Now we were seated around the lone table in the room, trying to ignore the many empty chairs. The entire remaining court could have fit around it easily. Someone must have cleaned the room overnight, but the memory of dust lingered in the air, scratching my throat. The stone walls were bare, with arrow-slit windows protecting us from sunlight as well as invasion. Oil lamps hung around the room, but they only seemed to emphasize the darkness.

Holt watched me, waiting for my permission to continue. I nodded. “Very good, very good,” he said. “Well, then. I know that tragedy has brought us here today, but we must look forward. This is the first council meeting of Queen Freya the First, long may she reign.”

“Long may she reign,” my councillors murmured. I stayed quiet. It seemed too strange to say that about myself.

“Thorn,” Holt said. “What do you have to report about the attack?”

“Not enough,” Thorn said. She had a rasping voice, like the words were passing over sandpaper. “It seems the poison was hidden in the cake served as the final course. None of those who survived seem to have eaten any. One girl had a few bites and was unwell, but she recovered. Everyone else—well, we cannot interview the dead, but it seems likely that they all had a piece.”

“And the poison?” Holt said.

“The symptoms suggest arsenic. Nausea, stomach pains, racing heart, and enough of a delay that the tasters did not fall ill until after it was served. We have no way to prove that, of course, unless someone confesses, but the evidence is fairly clear.”

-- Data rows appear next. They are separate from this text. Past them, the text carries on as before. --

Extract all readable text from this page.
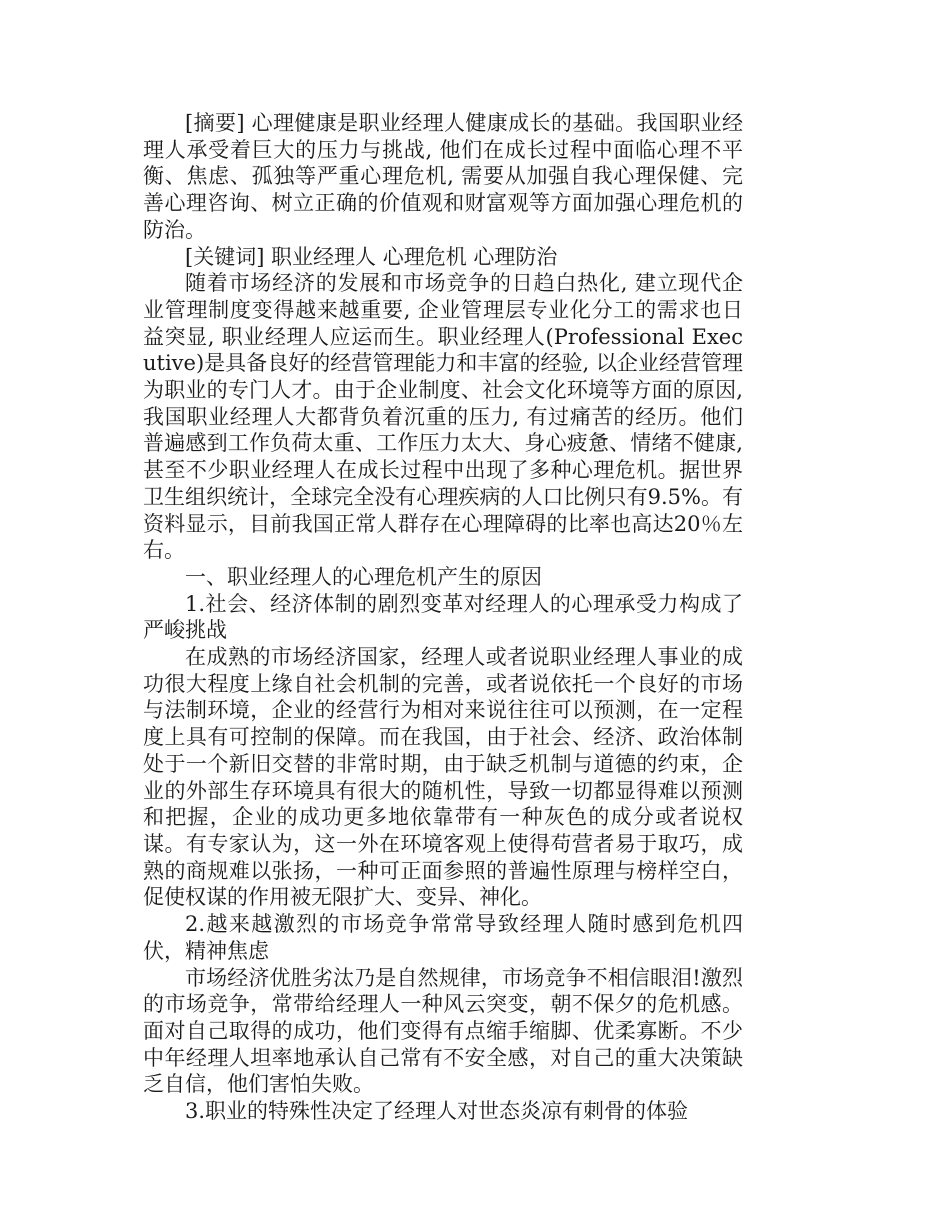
[摘要] 心理健康是职业经理人健康成长的基础。我国职业经理人承受着巨大的压力与挑战, 他们在成长过程中面临心理不平衡、焦虑、孤独等严重心理危机, 需要从加强自我心理保健、完善心理咨询、树立正确的价值观和财富观等方面加强心理危机的防治。

[关键词] 职业经理人 心理危机 心理防治

随着市场经济的发展和市场竞争的日趋白热化, 建立现代企业管理制度变得越来越重要, 企业管理层专业化分工的需求也日益突显, 职业经理人应运而生。职业经理人(Professional Executive)是具备良好的经营管理能力和丰富的经验, 以企业经营管理为职业的专门人才。由于企业制度、社会文化环境等方面的原因, 我国职业经理人大都背负着沉重的压力, 有过痛苦的经历。他们普遍感到工作负荷太重、工作压力太大、身心疲惫、情绪不健康,甚至不少职业经理人在成长过程中出现了多种心理危机。据世界卫生组织统计，全球完全没有心理疾病的人口比例只有9.5%。有资料显示，目前我国正常人群存在心理障碍的比率也高达20％左右。

一、职业经理人的心理危机产生的原因

1.社会、经济体制的剧烈变革对经理人的心理承受力构成了严峻挑战

在成熟的市场经济国家，经理人或者说职业经理人事业的成功很大程度上缘自社会机制的完善，或者说依托一个良好的市场与法制环境，企业的经营行为相对来说往往可以预测，在一定程度上具有可控制的保障。而在我国，由于社会、经济、政治体制处于一个新旧交替的非常时期，由于缺乏机制与道德的约束，企业的外部生存环境具有很大的随机性，导致一切都显得难以预测和把握，企业的成功更多地依靠带有一种灰色的成分或者说权谋。有专家认为，这一外在环境客观上使得苟营者易于取巧，成熟的商规难以张扬，一种可正面参照的普遍性原理与榜样空白，促使权谋的作用被无限扩大、变异、神化。

2.越来越激烈的市场竞争常常导致经理人随时感到危机四伏，精神焦虑

市场经济优胜劣汰乃是自然规律，市场竞争不相信眼泪!激烈的市场竞争，常带给经理人一种风云突变，朝不保夕的危机感。面对自己取得的成功，他们变得有点缩手缩脚、优柔寡断。不少中年经理人坦率地承认自己常有不安全感，对自己的重大决策缺乏自信，他们害怕失败。

3.职业的特殊性决定了经理人对世态炎凉有刺骨的体验
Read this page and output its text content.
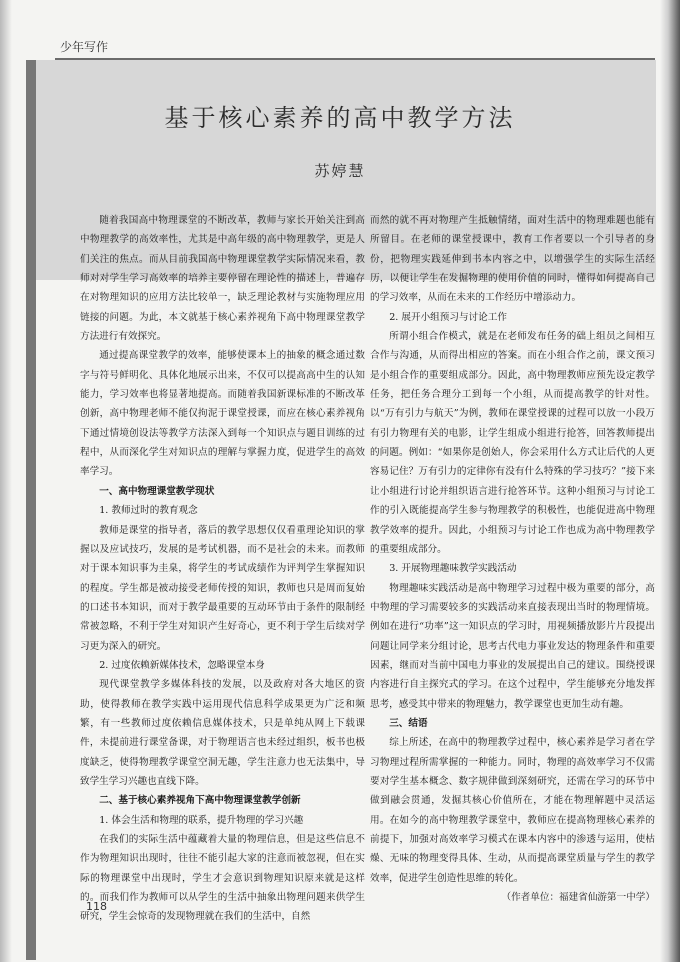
少年写作
基于核心素养的高中教学方法
苏婷慧

随着我国高中物理课堂的不断改革，教师与家长开始关注到高中物理教学的高效率性，尤其是中高年级的高中物理教学，更是人们关注的焦点。而从目前我国高中物理课堂教学实际情况来看，教师对对学生学习高效率的培养主要停留在理论性的描述上，普遍存在对物理知识的应用方法比较单一，缺乏理论教材与实施物理应用链接的问题。为此，本文就基于核心素养视角下高中物理课堂教学方法进行有效探究。

通过提高课堂教学的效率，能够使课本上的抽象的概念通过数字与符号鲜明化、具体化地展示出来，不仅可以提高高中生的认知能力，学习效率也将显著地提高。而随着我国新课标准的不断改革创新，高中物理老师不能仅拘泥于课堂授课，而应在核心素养视角下通过情境创设法等教学方法深入到每一个知识点与题目训练的过程中，从而深化学生对知识点的理解与掌握力度，促进学生的高效率学习。

一、高中物理课堂教学现状
1. 教师过时的教育观念

教师是课堂的指导者，落后的教学思想仅仅看重理论知识的掌握以及应试技巧，发展的是考试机器，而不是社会的未来。而教师对于课本知识事为圭臬，将学生的考试成绩作为评判学生掌握知识的程度。学生都是被动接受老师传授的知识，教师也只是周而复始的口述书本知识，而对于教学最重要的互动环节由于条件的限制经常被忽略，不利于学生对知识产生好奇心，更不利于学生后续对学习更为深入的研究。

2. 过度依赖新媒体技术，忽略课堂本身

现代课堂教学多媒体科技的发展，以及政府对各大地区的资助，使得教师在教学实践中运用现代信息科学成果更为广泛和频繁，有一些教师过度依赖信息媒体技术，只是单纯从网上下载课件，未提前进行课堂备课，对于物理语言也未经过组织，板书也极度缺乏，使得物理教学课堂空洞无趣，学生注意力也无法集中，导致学生学习兴趣也直线下降。

二、基于核心素养视角下高中物理课堂教学创新
1. 体会生活和物理的联系，提升物理的学习兴趣

在我们的实际生活中蕴藏着大量的物理信息，但是这些信息不作为物理知识出现时，往往不能引起大家的注意而被忽视，但在实际的物理课堂中出现时，学生才会意识到物理知识原来就是这样的。而我们作为教师可以从学生的生活中抽象出物理问题来供学生研究，学生会惊奇的发现物理就在我们的生活中，自然

而然的就不再对物理产生抵触情绪，面对生活中的物理难题也能有所留目。在老师的课堂授课中，教育工作者要以一个引导者的身份，把物理实践延伸到书本内容之中，以增强学生的实际生活经历，以便让学生在发掘物理的使用价值的同时，懂得如何提高自己的学习效率，从而在未来的工作经历中增添动力。

2. 展开小组预习与讨论工作

所谓小组合作模式，就是在老师发布任务的础上组员之间相互合作与沟通，从而得出相应的答案。而在小组合作之前，课文预习是小组合作的重要组成部分。因此，高中物理教师应预先设定教学任务，把任务合理分工到每一个小组，从而提高教学的针对性。以“万有引力与航天”为例，教师在课堂授课的过程可以放一小段万有引力物理有关的电影，让学生组成小组进行抢答，回答教师提出的问题。例如：“如果你是创始人，你会采用什么方式让后代的人更容易记住？万有引力的定律你有没有什么特殊的学习技巧？”接下来让小组进行讨论并组织语言进行抢答环节。这种小组预习与讨论工作的引入既能提高学生参与物理教学的积极性，也能促进高中物理教学效率的提升。因此，小组预习与讨论工作也成为高中物理教学的重要组成部分。

3. 开展物理趣味教学实践活动

物理趣味实践活动是高中物理学习过程中极为重要的部分，高中物理的学习需要较多的实践活动来直接表现出当时的物理情境。例如在进行“功率”这一知识点的学习时，用视频播放影片片段提出问题让同学来分组讨论，思考古代电力事业发达的物理条件和重要因素，继而对当前中国电力事业的发展提出自己的建议。围绕授课内容进行自主探究式的学习。在这个过程中，学生能够充分地发挥思考，感受其中带来的物理魅力，教学课堂也更加生动有趣。

三、结语

综上所述，在高中的物理教学过程中，核心素养是学习者在学习物理过程所需掌握的一种能力。同时，物理的高效率学习不仅需要对学生基本概念、数字规律做到深刻研究，还需在学习的环节中做到融会贯通，发掘其核心价值所在，才能在物理解题中灵活运用。在如今的高中物理教学课堂中，教师应在提高物理核心素养的前提下，加强对高效率学习模式在课本内容中的渗透与运用，使枯燥、无味的物理变得具体、生动，从而提高课堂质量与学生的教学效率，促进学生创造性思维的转化。

（作者单位：福建省仙游第一中学）
118
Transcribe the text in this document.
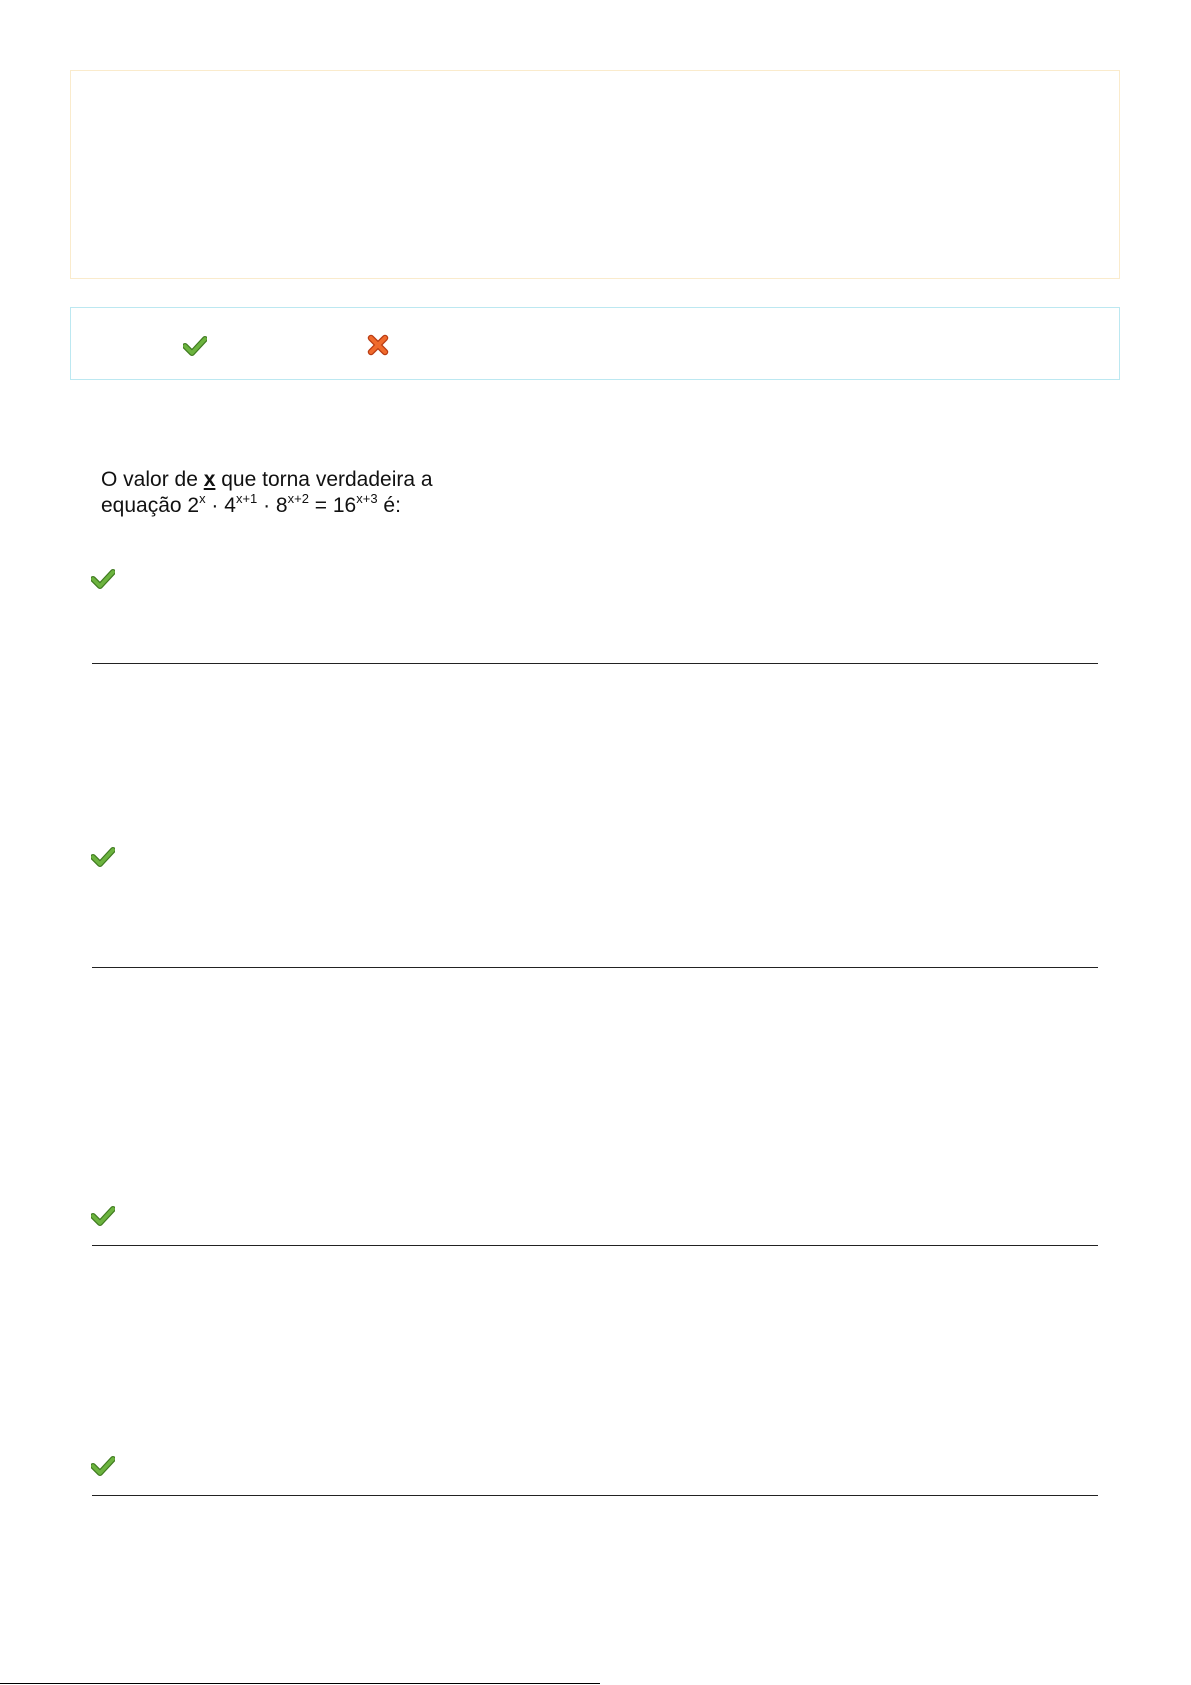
O valor de x que torna verdadeira a
equação $2^x \cdot 4^{x+1} \cdot 8^{x+2} = 16^{x+3}$ é:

That made sense to me, as well. I wasn’t an expert on poisons, but the description matched what I knew. A little more research would be necessary, to ensure the symptoms didn’t fit a rarer, stranger poison, but the explanation worked for now.

But the important question wasn’t what, but why? “But who would want to poison so many people?” I said. My voice sounded a little too loud, and I swallowed, fighting the urge to soften it with rambling.

“We do not know,” Thorn said. “We have yet to find any clues in the cake. The king ordered it himself. We will track down the ingredients and see who might have had contact with it, of course, but it is all just speculation as of yet.”

“One possibility,” Norling said, “is that the Gustavites were involved. Are you familiar with them, Your Majesty?”

“I’ve heard of them.” I’d heard of the book, anyway. Gustav’s Treatise. He’d been something of a radical, a hundred years ago. Claiming the nobility were corrupt, that we were all a gold-devouring plague on the land. The corruption part was definitely true. He’d wanted all the crown’s wealth to be spread equally across the kingdom, and he wasn’t quiet about his views. He’d been exiled, along with his words, but he’d never stopped talking, and people had been far more interested in his book once it was forbidden.

“A small group of them have been meeting in the capital, and they’d have the motivation. They are dangerous people.”

But it felt a little too convenient. They’d never acted against the court before. I hadn’t heard a single rumor about them. Wouldn’t something have happened, before they resorted to mass murder? “Do you have any proof?”

“It is only a theory as yet,” Thorn said. “But if they were responsible, we will prove it.”